Ducks Unlimited, Canadian Government invest in wetland conservation in Quebec

OTTAWA, ON–Canadians are fortunate to have an abundance of nature right in their backyards: a gift that comes with a tremendous amount of responsibility to protect it. The Government of Canada is working with partners across the country to protect and restore nature, which means cleaner air and healthier communities for future generations.

The Minister of Environment and Climate Change, the Honourable Jonathan Wilkinson, announced that the Government of Canada and Ducks Unlimited Canada have restored 75.5 hectares of wetlands in the Lake Saint-François National Wildlife Area, in Quebec, through a joint investment of $1.5 million.

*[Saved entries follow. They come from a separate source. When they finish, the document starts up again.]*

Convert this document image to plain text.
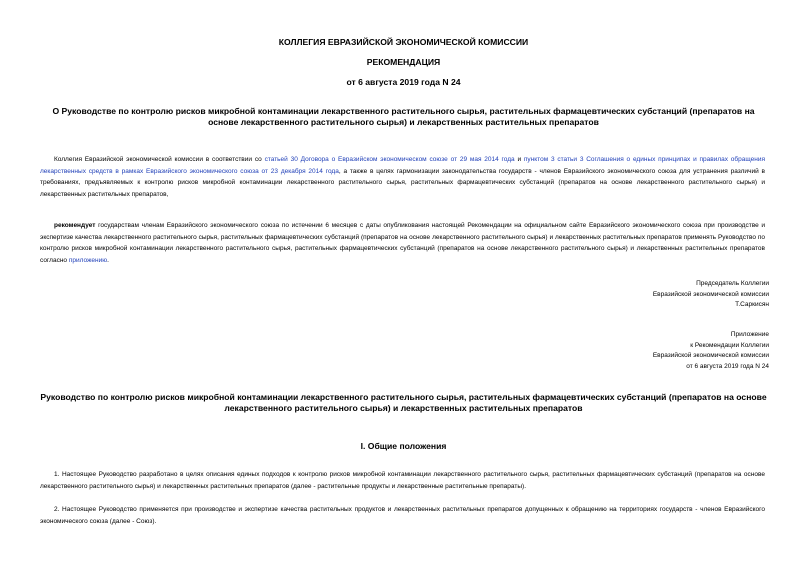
КОЛЛЕГИЯ ЕВРАЗИЙСКОЙ ЭКОНОМИЧЕСКОЙ КОМИССИИ
РЕКОМЕНДАЦИЯ
от 6 августа 2019 года N 24
О Руководстве по контролю рисков микробной контаминации лекарственного растительного сырья, растительных фармацевтических субстанций (препаратов на основе лекарственного растительного сырья) и лекарственных растительных препаратов
Коллегия Евразийской экономической комиссии в соответствии со статьей 30 Договора о Евразийском экономическом союзе от 29 мая 2014 года и пунктом 3 статьи 3 Соглашения о единых принципах и правилах обращения лекарственных средств в рамках Евразийского экономического союза от 23 декабря 2014 года, а также в целях гармонизации законодательства государств - членов Евразийского экономического союза для устранения различий в требованиях, предъявляемых к контролю рисков микробной контаминации лекарственного растительного сырья, растительных фармацевтических субстанций (препаратов на основе лекарственного растительного сырья) и лекарственных растительных препаратов,
рекомендует государствам членам Евразийского экономического союза по истечении 6 месяцев с даты опубликования настоящей Рекомендации на официальном сайте Евразийского экономического союза при производстве и экспертизе качества лекарственного растительного сырья, растительных фармацевтических субстанций (препаратов на основе лекарственного растительного сырья) и лекарственных растительных препаратов применять Руководство по контролю рисков микробной контаминации лекарственного растительного сырья, растительных фармацевтических субстанций (препаратов на основе лекарственного растительного сырья) и лекарственных растительных препаратов согласно приложению.
Председатель Коллегии
Евразийской экономической комиссии
Т.Саркисян
Приложение
к Рекомендации Коллегии
Евразийской экономической комиссии
от 6 августа 2019 года N 24
Руководство по контролю рисков микробной контаминации лекарственного растительного сырья, растительных фармацевтических субстанций (препаратов на основе лекарственного растительного сырья) и лекарственных растительных препаратов
I. Общие положения
1. Настоящее Руководство разработано в целях описания единых подходов к контролю рисков микробной контаминации лекарственного растительного сырья, растительных фармацевтических субстанций (препаратов на основе лекарственного растительного сырья) и лекарственных растительных препаратов (далее - растительные продукты и лекарственные растительные препараты).
2. Настоящее Руководство применяется при производстве и экспертизе качества растительных продуктов и лекарственных растительных препаратов допущенных к обращению на территориях государств - членов Евразийского экономического союза (далее - Союз).
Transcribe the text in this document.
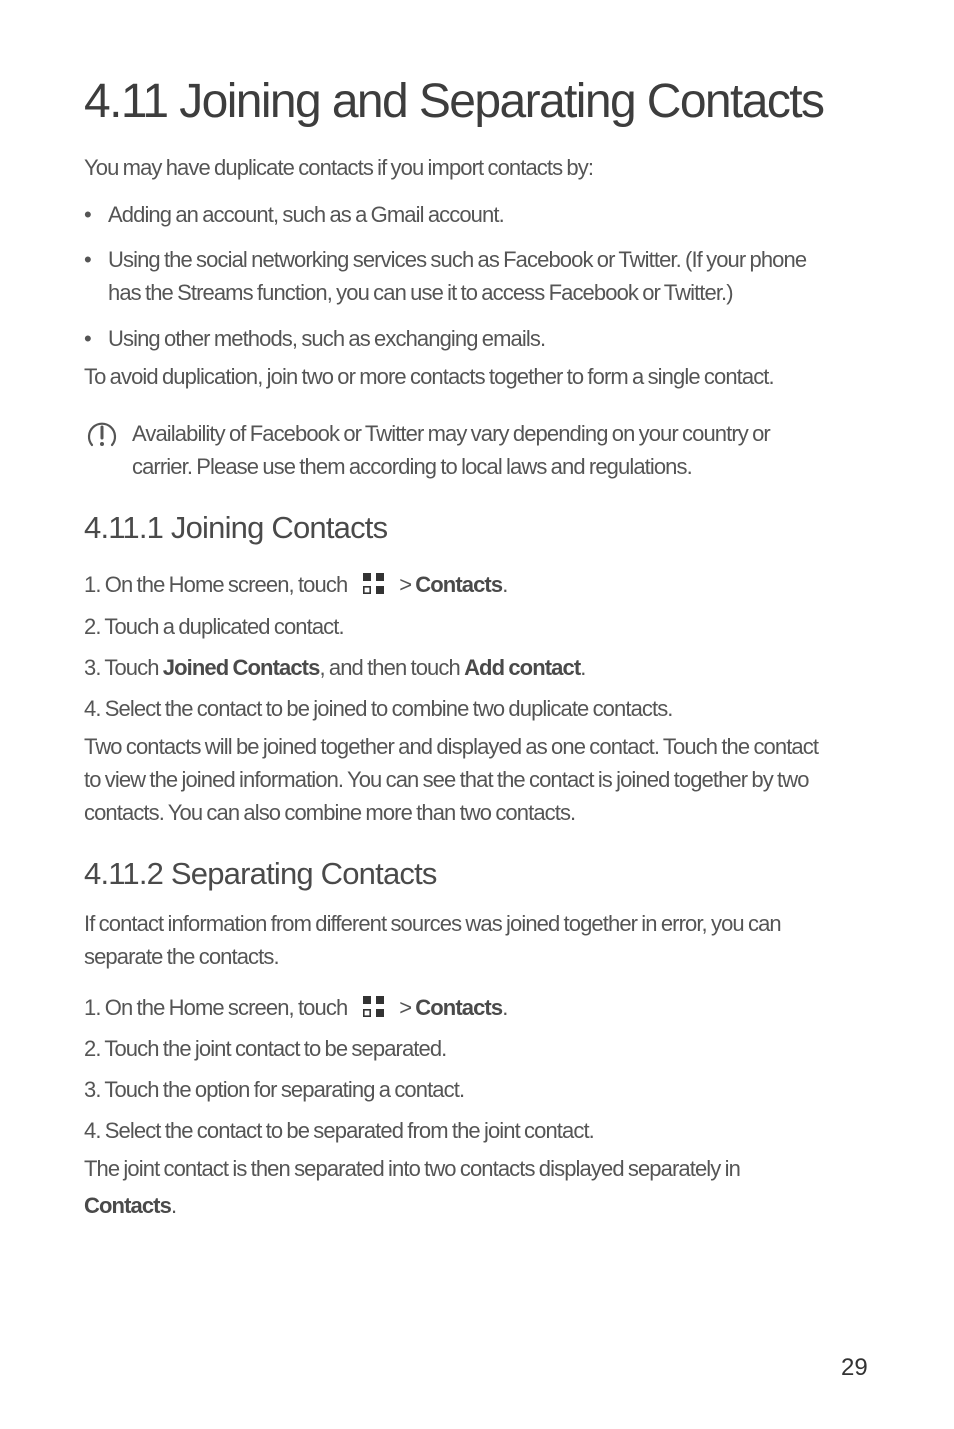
4.11 Joining and Separating Contacts
You may have duplicate contacts if you import contacts by:
• Adding an account, such as a Gmail account.
• Using the social networking services such as Facebook or Twitter. (If your phone
has the Streams function, you can use it to access Facebook or Twitter.)
• Using other methods, such as exchanging emails.
To avoid duplication, join two or more contacts together to form a single contact.
Availability of Facebook or Twitter may vary depending on your country or
carrier. Please use them according to local laws and regulations.
4.11.1 Joining Contacts
1. On the Home screen, touch > Contacts.
2. Touch a duplicated contact.
3. Touch Joined Contacts, and then touch Add contact.
4. Select the contact to be joined to combine two duplicate contacts.
Two contacts will be joined together and displayed as one contact. Touch the contact
to view the joined information. You can see that the contact is joined together by two
contacts. You can also combine more than two contacts.
4.11.2 Separating Contacts
If contact information from different sources was joined together in error, you can
separate the contacts.
1. On the Home screen, touch > Contacts.
2. Touch the joint contact to be separated.
3. Touch the option for separating a contact.
4. Select the contact to be separated from the joint contact.
The joint contact is then separated into two contacts displayed separately in
Contacts.
29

The $750,000 federal contribution to this work comes from the Canada Nature Fund and is part of the largest investment in nature conservation in Canadian history.

The restored Digue aux Aigrettes wetlands in the Lake Saint-François National Wildlife Area will support the recovery of species at risk in the region and help in the fight against climate change. This national wildlife area is home to more than 547 plant species and 287 animal species including 15 species at risk such as the northern map turtle, the Canada warbler, and the yellow rail. Wetlands play an important role in the fight against climate change by sequestering carbon from the atmosphere and making communities more resilient to its effects by holding rainwater, snowmelt, and floodwaters. Wetlands also filter pollutants from water and provide green space for people to enjoy the outdoors.

Work at the Digue aux Aigrettes wetlands has included waterproofing and raising the dike; changing the water-level-control structure; and adding an emergency spillway. This work ensures the dike’s longevity, improves the ecological functions of the marsh, and maintains species habitat. The work was done with minimal impact on the environment and its species and has enabled the development of new nesting sites for turtles such as the snapping turtle and the midland painted turtle—both species at risk.

“Wetlands provide numerous benefits for Canadians and our wildlife,” said The Honorable Jonathan Wilkinson, Minister of Environment and Climate Change. “That’s why the Government of Canada partnered with Ducks Unlimited Canada to restore this important habitat, which cleans the air, creates healthier communities, and supports our iconic Canadian biodiversity. This project is part of a larger collaborative initiative that aims to restore up to 10,000 hectares of wetlands in national wildlife areas across the country, which will capture the equivalent of emissions from 9,286 vehicles per year.”

The Honourable Jean-Yves Duclos, Member of Parliament for Québec and President of the Treasury Board added, “Our government is proud to support the important work of fantastic partners like Ducks Unlimited. With this $750,000 contribution, local workers protected and restored an iconic ecosystem that provides important habitat for wildlife, including species at risk. With strategic investments like this one, we are contributing to both the environment and the economy.”

“The Digue aux Aigrettes wetlands are important for waterfowl continentally, which is why they are in one of Ducks Unlimited Canada’s highest priority landscapes. Conservation actions like this 75.5 hectare wetland restoration require strong partnership efforts, and we are very pleased to have partnered with Environment and Climate Change Canada on this project. The project benefited from Ducks Unlimited Canada’s ongoing drive to find new, innovative, and cost-effective solutions that build on our 82 years of experience in conserving and restoring Canada’s wetlands,” said Mark Gloutney, Director of Regional Operations – Eastern Canada and BC, Ducks Unlimited Canada

Quick facts
The Government of Canada is making progress toward its goal of conserving 25 percent of Canada’s land and inland waters and 25 percent of its oceans by 2025 and working toward conserving 30 percent of each by 2030.

The Government is supporting the efforts of partners across the country to protect nature through the Canada Nature Fund. All federal investments are matched by philanthropic foundations, corporations, not-for-profits, provinces, territories, and other partners, raising a total of $1 billion for conservation action in Canada.

Environment and Climate Change Canada and Ducks Unlimited Canada have an agreement that permits Ducks Unlimited Canada to perform activities that conserve, restore, and manage up to 10,000 hectares of wetlands in 20 national wildlife areas across the country.
Ducks Unlimited Canada began restoring wetland habitat on lands managed by the federal government in 1969. To date, Ducks Unlimited Canada has restored 5,654 hectares of wetlands and manages with the federal government another 5,165 hectares of habitats in national wildlife areas.

Canada has 25 percent of the planet’s wetlands, and approximately 14 percent of the country is covered in wetlands, which provide numerous ecosystem services including carbon storage.